In Vranje, minority Roma monopolize the performance of brass band music, maintaining the musical repertoires that are central to life-cycle celebrations and community life. Locals value Romani musicians as affective laborers whose practices are supposed to produce heightened emotional and social engrossment in the celebration. Yet celebrants’ pleasure also comes through public displays of status, where guests use the solicitous attention of Romani performers to display wealth and power. At Serb events, bids for status are magnified by perceptions of the lesser standing of Romani entertainers: Roma carry double stigma as paid performers and as marginalized “Gypsies.” When Serbs use Romani bodies to display lavish tips by slapping them onto their foreheads, push tips into empty beer bottles to keep musicians to themselves indefinitely, or pay for ritualized dramas where Romani entertainers treat them as honorary “pashas,” they harness performative practices to embody ethnic hierarchies. Affective dynamics in these scenarios generally work to naturalize these identity politics by emphasizing notions of pleasure, play, and “tradition” over explicit domination. While Roma enjoy a measure of constrained agency, skillfully deploying musical expertise and performance strategies to obtain needed resources, the links between affect, pleasure, and power plays mean that Romani musical labor in Vranje often entails viscerally reproducing their inequality vis-à-vis Serb patrons.

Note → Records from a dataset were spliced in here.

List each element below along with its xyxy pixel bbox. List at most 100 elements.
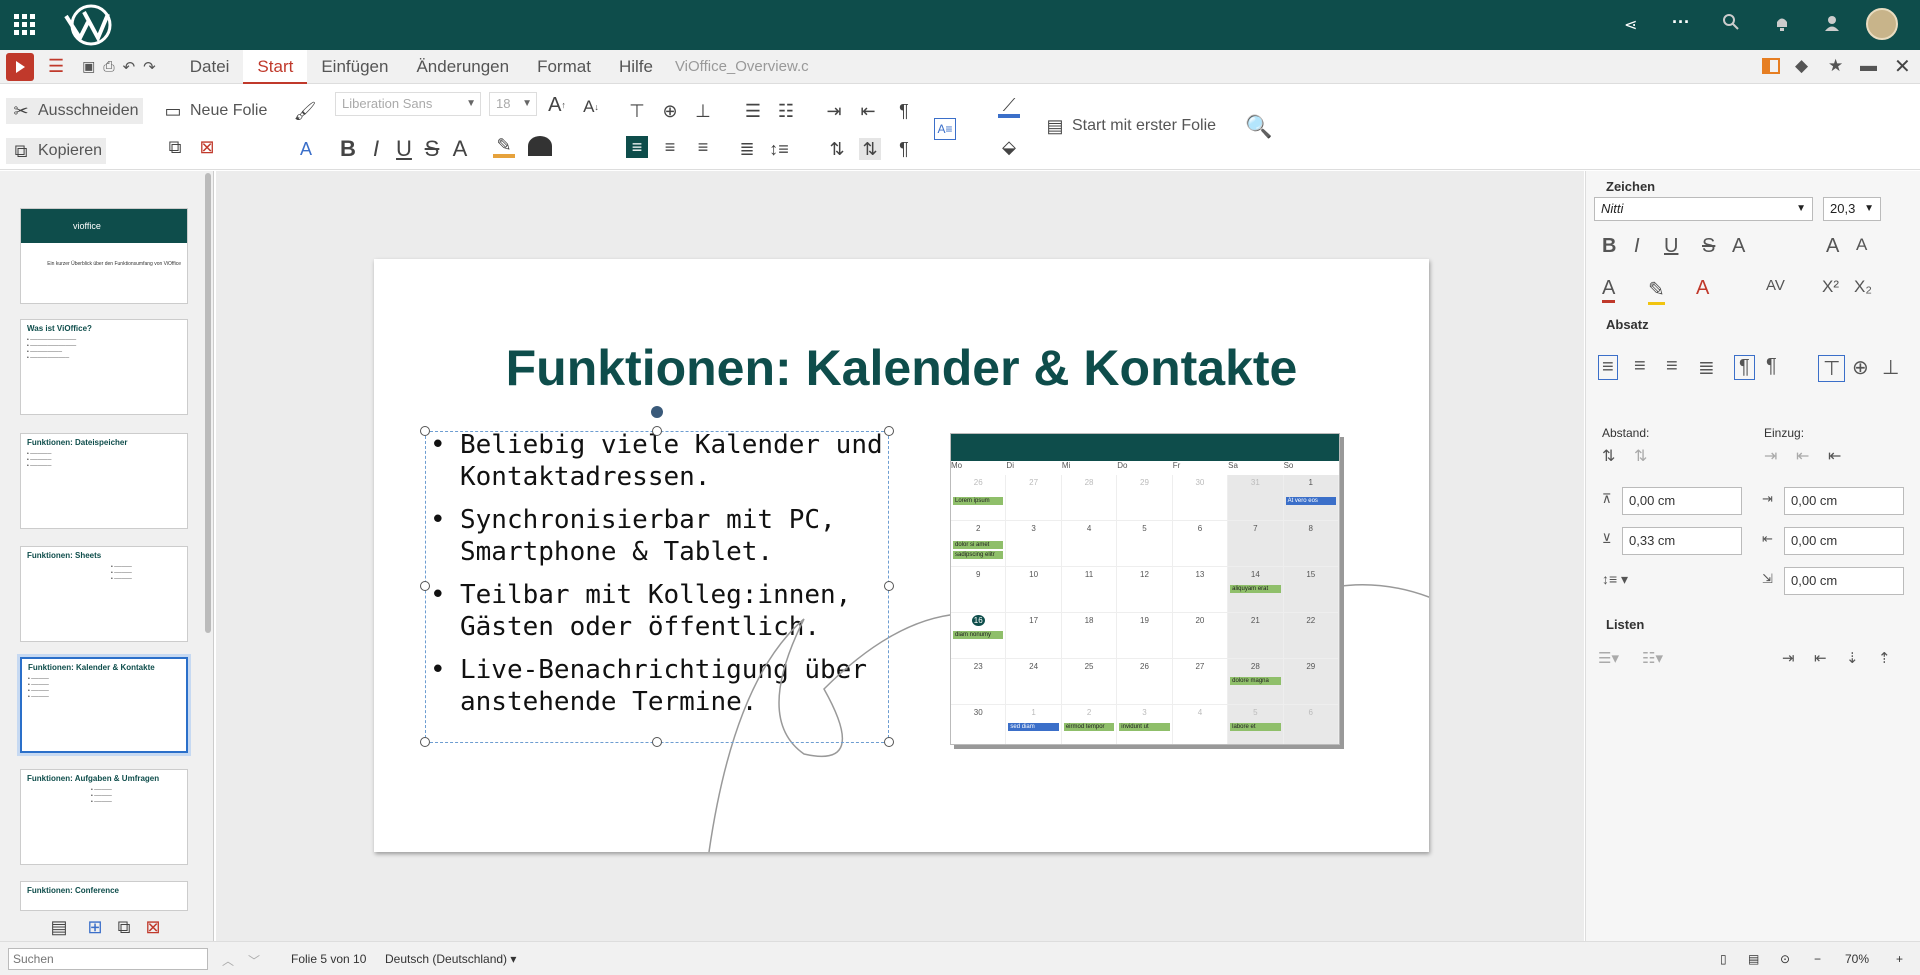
- align-right-icon[interactable]: ≡: [1666, 355, 1678, 378]
- space-above-field[interactable]: 0,00 cm: [1622, 487, 1742, 515]
- highlight-icon[interactable]: ✎: [493, 135, 515, 158]
- language-select[interactable]: Deutsch (Deutschland) ▾: [385, 952, 516, 966]
- section-listen[interactable]: Listen: [1606, 617, 1644, 632]
- para-spacing-up-icon[interactable]: ⇅: [1602, 446, 1615, 466]
- align-left-icon[interactable]: ≡: [626, 136, 648, 158]
- print-icon[interactable]: ⎙: [103, 58, 114, 75]
- font-color-icon[interactable]: A: [1602, 277, 1616, 303]
- align-bottom-icon[interactable]: ⊥: [692, 100, 714, 122]
- line-spacing-icon[interactable]: ↕≡ ▾: [1602, 571, 1628, 588]
- underline-icon[interactable]: U: [1664, 235, 1678, 258]
- delete-slide-icon[interactable]: ⊠: [142, 916, 164, 938]
- indent-increase-icon[interactable]: ⇥: [1764, 446, 1777, 466]
- numbered-list-icon[interactable]: ☷: [775, 100, 797, 122]
- menu-start[interactable]: Start: [243, 49, 308, 84]
- numbered-list-icon[interactable]: ☷▾: [1642, 649, 1663, 667]
- delete-slide-icon[interactable]: ⊠: [196, 136, 218, 158]
- align-left-icon[interactable]: ≡: [1598, 355, 1618, 380]
- ltr-icon[interactable]: ¶: [1734, 355, 1755, 380]
- line-color-icon[interactable]: ⟋: [998, 95, 1020, 118]
- clone-format-icon[interactable]: 🖌: [294, 100, 317, 122]
- font-name-select[interactable]: Liberation Sans ▼: [335, 92, 481, 116]
- style-icon[interactable]: ★: [1828, 56, 1843, 76]
- highlight-icon[interactable]: ✎: [1648, 277, 1665, 305]
- font-color-icon[interactable]: [528, 136, 552, 156]
- cut-button[interactable]: ✂ Ausschneiden: [6, 98, 143, 124]
- add-slide-icon[interactable]: ⊞: [84, 916, 106, 938]
- resize-handle[interactable]: [420, 426, 430, 436]
- slide-view-icon[interactable]: ▯: [1720, 952, 1727, 966]
- slide-layout-icon[interactable]: ▤: [48, 916, 70, 938]
- outline-view-icon[interactable]: ▤: [1748, 952, 1759, 966]
- hanging-indent-icon[interactable]: ⇤: [1828, 446, 1841, 466]
- justify-icon[interactable]: ≣: [736, 138, 758, 160]
- ltr-icon[interactable]: ¶: [893, 100, 915, 122]
- share-icon[interactable]: ⋖: [1624, 15, 1637, 35]
- fill-color-icon[interactable]: ⬙: [998, 136, 1020, 158]
- slide-thumb-5[interactable]: Funktionen: Kalender & Kontakte • ───── •…: [17, 654, 191, 756]
- indent-after-field[interactable]: 0,00 cm: [1784, 527, 1904, 555]
- contacts-icon[interactable]: [1823, 14, 1841, 32]
- user-avatar[interactable]: [1866, 8, 1898, 40]
- font-size-field[interactable]: 20,3 ▼: [1823, 197, 1881, 221]
- rtl-icon[interactable]: ¶: [893, 138, 915, 160]
- slide-thumb-2[interactable]: Was ist ViOffice? • ───────────── • ─────…: [20, 319, 188, 415]
- zoom-fit-icon[interactable]: ⊙: [1780, 952, 1790, 966]
- justify-icon[interactable]: ≣: [1698, 355, 1715, 380]
- shrink-font-icon[interactable]: A ↓: [580, 96, 602, 118]
- menu-datei[interactable]: Datei: [176, 50, 244, 84]
- redo-icon[interactable]: ↷: [143, 58, 156, 76]
- menu-einfuegen[interactable]: Einfügen: [307, 50, 402, 84]
- bell-icon[interactable]: [1774, 14, 1790, 32]
- underline-icon[interactable]: U: [393, 136, 415, 161]
- menu-aenderungen[interactable]: Änderungen: [402, 50, 523, 84]
- strikethrough-icon[interactable]: S: [1702, 235, 1715, 258]
- hamburger-icon[interactable]: ☰: [48, 56, 64, 77]
- slide-thumb-4[interactable]: Funktionen: Sheets • ───── • ───── • ─────: [20, 546, 188, 642]
- menu-hilfe[interactable]: Hilfe: [605, 50, 667, 84]
- align-center-icon[interactable]: ≡: [1634, 355, 1646, 378]
- subscript-icon[interactable]: X₂: [1854, 277, 1872, 297]
- compact-toolbar-icon[interactable]: ▬: [1860, 56, 1877, 76]
- align-center-icon[interactable]: ≡: [659, 136, 681, 158]
- section-zeichen[interactable]: Zeichen: [1606, 179, 1655, 194]
- line-spacing-icon[interactable]: ↕≡: [768, 138, 790, 160]
- font-name-field[interactable]: Nitti ▼: [1594, 197, 1813, 221]
- slide-title[interactable]: Funktionen: Kalender & Kontakte: [374, 339, 1429, 397]
- bold-icon[interactable]: B: [1602, 235, 1616, 258]
- resize-handle[interactable]: [884, 581, 894, 591]
- resize-handle[interactable]: [884, 737, 894, 747]
- new-slide-button[interactable]: ▭ Neue Folie: [162, 100, 267, 122]
- resize-handle[interactable]: [652, 426, 662, 436]
- zoom-in-icon[interactable]: +: [1896, 952, 1903, 966]
- undo-icon[interactable]: ↶: [123, 58, 136, 76]
- font-size-select[interactable]: 18 ▼: [489, 92, 537, 116]
- slide-thumb-7[interactable]: Funktionen: Conference: [20, 881, 188, 911]
- slide-pane-scrollbar[interactable]: [205, 173, 211, 633]
- resize-handle[interactable]: [652, 737, 662, 747]
- find-replace-icon[interactable]: 🔍: [1245, 114, 1272, 139]
- textbox-icon[interactable]: A≡: [934, 118, 956, 140]
- first-line-indent-field[interactable]: 0,00 cm: [1784, 567, 1904, 595]
- file-name[interactable]: ViOffice_Overview.c: [675, 58, 809, 75]
- superscript-icon[interactable]: X²: [1822, 277, 1839, 297]
- demote-icon[interactable]: ⇤: [1814, 649, 1827, 667]
- clear-format-icon[interactable]: A: [295, 138, 317, 160]
- duplicate-slide-icon[interactable]: ⧉: [113, 916, 135, 938]
- section-absatz[interactable]: Absatz: [1606, 317, 1649, 332]
- apps-grid-icon[interactable]: [14, 14, 36, 36]
- para-spacing-up-icon[interactable]: ⇅: [826, 138, 848, 160]
- save-icon[interactable]: ▣: [82, 58, 95, 75]
- search-input[interactable]: [8, 948, 208, 970]
- rtl-icon[interactable]: ¶: [1766, 355, 1777, 378]
- align-middle-icon[interactable]: ⊕: [1852, 355, 1869, 380]
- bullet-list-icon[interactable]: ☰▾: [1598, 649, 1619, 667]
- move-down-icon[interactable]: ⇣: [1846, 649, 1859, 667]
- space-below-field[interactable]: 0,33 cm: [1622, 527, 1742, 555]
- zoom-out-icon[interactable]: −: [1814, 952, 1821, 966]
- close-icon[interactable]: ✕: [1894, 54, 1911, 79]
- indent-decrease-icon[interactable]: ⇤: [1796, 446, 1809, 466]
- start-first-slide-button[interactable]: ▤ Start mit erster Folie: [1044, 115, 1216, 137]
- decrease-indent-icon[interactable]: ⇤: [857, 100, 879, 122]
- app-logo-icon[interactable]: [6, 52, 34, 81]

Alexander Marković is a Visiting Lecturer in the Department of Anthropology at the University of Illinois-Chicago. His work explores affective politics, nationalism, and performance culture in the Balkans. His current book project, Ethnic Affects: Performance Politics and Romani Musical Labor in southeastern Serbia, examines how performative interactions in musical contexts shape Romani-Serb relations. Other representative publications include a 2015 article in Ethnomusicology Forum on Romani brass musicians’ strategic essentialism for World Music markets, as well as a 2012 chapter in Labour Migrations in the Balkans (Berlin: Otto Sagner) examining how neoliberal economic shifts have undermined Romani musical livelihoods in post-socialist Vranje.